Walking beside the wolves she watched the stargazer play with the new trinket he had acquired. HalfElven already knew about magnets and the magnetic qualities of direction, but Skywise was just discovering these concepts for the first time. She smiled to herself and stepped up beside him. He was fidgety and ill-at-ease, no more so than the other Wolfriders, but perhaps for a different reason.
"Do you miss the stars?" she asked quietly.
He looked at her, startled for a moment. "How? . . ."
She smiled. "It's ok. I understand. Did you know that they sing to us?"
He blinked, attention immediately diverted from wondering how she knew his thoughts. "They . . . sing??"
She nodded. "Yes. The day they were set in the sky they were taught to sing, and they sing still, though we've lost the ability to hear them. Some days I miss it more than others."
Skywise swallowed carefully. "How do you know? Are you a High One?"
She smiled with merriment and held up her hand. "Not with these, I'm not. Your High Ones were like you in that they have your hands. I just happen to know a bit more than you do about them at this time. You'll learn more about them as the years turn by, trust me, Skywise. You'll learn more about them then you could ever dream possible."

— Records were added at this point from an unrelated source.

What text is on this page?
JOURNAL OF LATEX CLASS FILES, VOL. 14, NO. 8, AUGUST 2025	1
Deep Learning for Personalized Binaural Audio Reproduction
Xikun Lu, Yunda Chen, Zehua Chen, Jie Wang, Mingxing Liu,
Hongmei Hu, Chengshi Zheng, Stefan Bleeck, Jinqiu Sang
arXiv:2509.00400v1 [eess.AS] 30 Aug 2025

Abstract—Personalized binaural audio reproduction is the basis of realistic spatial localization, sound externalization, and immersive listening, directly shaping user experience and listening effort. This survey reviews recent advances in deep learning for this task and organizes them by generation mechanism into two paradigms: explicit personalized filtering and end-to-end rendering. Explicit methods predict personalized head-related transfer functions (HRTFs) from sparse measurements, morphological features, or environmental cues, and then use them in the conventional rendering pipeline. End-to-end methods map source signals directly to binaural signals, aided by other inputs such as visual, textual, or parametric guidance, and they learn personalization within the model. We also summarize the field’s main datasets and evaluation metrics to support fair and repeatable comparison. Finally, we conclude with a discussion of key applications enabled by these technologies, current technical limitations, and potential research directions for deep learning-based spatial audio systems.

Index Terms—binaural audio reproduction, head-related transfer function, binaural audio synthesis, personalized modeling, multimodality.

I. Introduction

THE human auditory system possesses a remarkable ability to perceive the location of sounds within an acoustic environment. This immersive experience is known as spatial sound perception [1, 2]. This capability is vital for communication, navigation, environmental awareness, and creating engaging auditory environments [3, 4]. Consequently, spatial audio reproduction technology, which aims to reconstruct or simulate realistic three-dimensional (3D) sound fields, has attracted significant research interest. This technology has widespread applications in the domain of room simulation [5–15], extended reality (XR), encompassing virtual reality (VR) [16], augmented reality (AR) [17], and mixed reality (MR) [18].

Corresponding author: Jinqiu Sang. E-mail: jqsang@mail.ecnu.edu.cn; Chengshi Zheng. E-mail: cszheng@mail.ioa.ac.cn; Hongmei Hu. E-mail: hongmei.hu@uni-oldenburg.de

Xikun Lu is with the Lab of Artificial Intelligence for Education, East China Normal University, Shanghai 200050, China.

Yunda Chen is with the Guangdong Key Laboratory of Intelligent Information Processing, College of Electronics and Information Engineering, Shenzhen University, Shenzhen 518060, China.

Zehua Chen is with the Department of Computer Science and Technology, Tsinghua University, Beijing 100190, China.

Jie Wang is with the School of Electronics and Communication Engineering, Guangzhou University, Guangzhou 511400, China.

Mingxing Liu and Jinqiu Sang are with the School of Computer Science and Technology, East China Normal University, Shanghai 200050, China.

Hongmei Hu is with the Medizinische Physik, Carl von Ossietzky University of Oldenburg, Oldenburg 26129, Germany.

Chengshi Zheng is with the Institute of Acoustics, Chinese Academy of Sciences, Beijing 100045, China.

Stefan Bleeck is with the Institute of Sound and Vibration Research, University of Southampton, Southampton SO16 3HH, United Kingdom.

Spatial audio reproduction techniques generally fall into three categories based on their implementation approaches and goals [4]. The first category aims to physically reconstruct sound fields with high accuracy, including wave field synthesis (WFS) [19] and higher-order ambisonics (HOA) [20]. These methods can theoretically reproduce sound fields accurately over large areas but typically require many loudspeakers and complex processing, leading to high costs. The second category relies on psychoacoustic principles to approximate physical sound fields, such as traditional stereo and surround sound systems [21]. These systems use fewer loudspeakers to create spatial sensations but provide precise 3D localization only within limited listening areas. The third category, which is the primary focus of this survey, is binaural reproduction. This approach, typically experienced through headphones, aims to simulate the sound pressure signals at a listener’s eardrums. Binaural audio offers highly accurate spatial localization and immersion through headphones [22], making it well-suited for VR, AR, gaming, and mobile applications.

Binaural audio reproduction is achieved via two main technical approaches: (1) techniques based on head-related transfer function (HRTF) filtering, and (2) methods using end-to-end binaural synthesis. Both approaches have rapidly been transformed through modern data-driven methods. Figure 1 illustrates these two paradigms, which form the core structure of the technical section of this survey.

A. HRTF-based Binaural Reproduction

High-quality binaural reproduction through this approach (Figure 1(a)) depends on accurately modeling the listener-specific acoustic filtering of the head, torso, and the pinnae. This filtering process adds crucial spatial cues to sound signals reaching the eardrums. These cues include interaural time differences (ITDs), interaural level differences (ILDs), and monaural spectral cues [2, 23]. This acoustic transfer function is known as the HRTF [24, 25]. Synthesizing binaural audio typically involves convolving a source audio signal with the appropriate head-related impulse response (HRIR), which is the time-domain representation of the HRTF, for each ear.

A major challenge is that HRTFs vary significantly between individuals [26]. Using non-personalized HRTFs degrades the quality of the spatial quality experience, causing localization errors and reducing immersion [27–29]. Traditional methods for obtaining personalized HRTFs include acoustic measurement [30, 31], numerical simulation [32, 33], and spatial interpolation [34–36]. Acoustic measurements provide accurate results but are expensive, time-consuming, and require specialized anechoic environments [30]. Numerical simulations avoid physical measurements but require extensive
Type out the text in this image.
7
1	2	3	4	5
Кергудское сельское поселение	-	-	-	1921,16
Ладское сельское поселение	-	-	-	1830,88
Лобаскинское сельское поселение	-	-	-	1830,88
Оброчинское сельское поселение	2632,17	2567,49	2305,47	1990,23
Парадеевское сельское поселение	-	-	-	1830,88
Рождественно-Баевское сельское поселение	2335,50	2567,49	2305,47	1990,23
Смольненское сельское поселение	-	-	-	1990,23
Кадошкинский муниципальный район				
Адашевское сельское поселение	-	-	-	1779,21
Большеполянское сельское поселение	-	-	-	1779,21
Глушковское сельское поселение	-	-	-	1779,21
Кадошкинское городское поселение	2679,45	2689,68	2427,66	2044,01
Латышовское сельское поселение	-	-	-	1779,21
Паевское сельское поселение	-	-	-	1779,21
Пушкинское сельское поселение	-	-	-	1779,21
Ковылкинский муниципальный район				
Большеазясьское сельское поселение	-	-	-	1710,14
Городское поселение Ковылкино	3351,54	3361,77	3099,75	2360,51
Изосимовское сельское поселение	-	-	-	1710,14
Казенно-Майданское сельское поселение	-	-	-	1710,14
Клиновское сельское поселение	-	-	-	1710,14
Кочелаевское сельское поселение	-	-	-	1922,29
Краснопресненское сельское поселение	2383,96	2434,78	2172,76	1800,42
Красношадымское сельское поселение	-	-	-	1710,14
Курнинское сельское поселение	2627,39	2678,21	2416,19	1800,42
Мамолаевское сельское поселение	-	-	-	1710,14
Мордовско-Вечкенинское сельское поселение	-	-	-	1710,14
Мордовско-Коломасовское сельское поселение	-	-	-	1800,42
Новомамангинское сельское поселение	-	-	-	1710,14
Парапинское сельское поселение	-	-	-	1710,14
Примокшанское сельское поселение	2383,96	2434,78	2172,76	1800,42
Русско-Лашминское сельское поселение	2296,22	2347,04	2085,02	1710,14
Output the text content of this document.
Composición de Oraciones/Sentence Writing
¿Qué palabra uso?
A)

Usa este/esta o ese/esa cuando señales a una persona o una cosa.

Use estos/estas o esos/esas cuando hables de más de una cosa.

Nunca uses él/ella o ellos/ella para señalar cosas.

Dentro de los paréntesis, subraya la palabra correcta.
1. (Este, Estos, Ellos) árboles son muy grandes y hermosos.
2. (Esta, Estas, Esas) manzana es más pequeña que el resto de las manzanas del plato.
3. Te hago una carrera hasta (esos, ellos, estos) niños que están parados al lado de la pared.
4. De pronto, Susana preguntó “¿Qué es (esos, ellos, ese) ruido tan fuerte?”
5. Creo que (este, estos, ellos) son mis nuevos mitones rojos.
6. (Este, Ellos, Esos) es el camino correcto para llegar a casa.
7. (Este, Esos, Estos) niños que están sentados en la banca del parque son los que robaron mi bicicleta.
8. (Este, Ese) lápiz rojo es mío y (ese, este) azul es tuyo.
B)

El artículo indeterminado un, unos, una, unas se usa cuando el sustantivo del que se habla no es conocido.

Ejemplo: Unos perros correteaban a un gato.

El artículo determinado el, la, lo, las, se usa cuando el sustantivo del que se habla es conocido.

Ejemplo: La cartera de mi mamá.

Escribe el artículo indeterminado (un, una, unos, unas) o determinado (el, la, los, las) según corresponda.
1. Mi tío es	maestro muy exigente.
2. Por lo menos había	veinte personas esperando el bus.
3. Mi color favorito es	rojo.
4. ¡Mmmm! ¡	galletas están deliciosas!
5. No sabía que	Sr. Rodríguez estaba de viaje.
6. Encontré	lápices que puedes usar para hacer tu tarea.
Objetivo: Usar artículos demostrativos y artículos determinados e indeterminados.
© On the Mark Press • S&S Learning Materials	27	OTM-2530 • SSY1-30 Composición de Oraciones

Strongbow watched her still. He did not trust her. She was too unnerving, too human, and humans were deadly snakes to be killed while the killing was good. Humans had killed his daughter, and he could never forgive them for that.
The other Wolfriders didn't say anything to their chief about the strange maiden, though she disturbed some more than others. The wolves, though, thought there was nothing at all extraordinary about her, and welcomed her among them as one of their own. Some chose to accept the judgment of their lupine companions. After all, the wolves didn't like the humans any more than they did. If the wolves accepted her then she couldn't be all bad.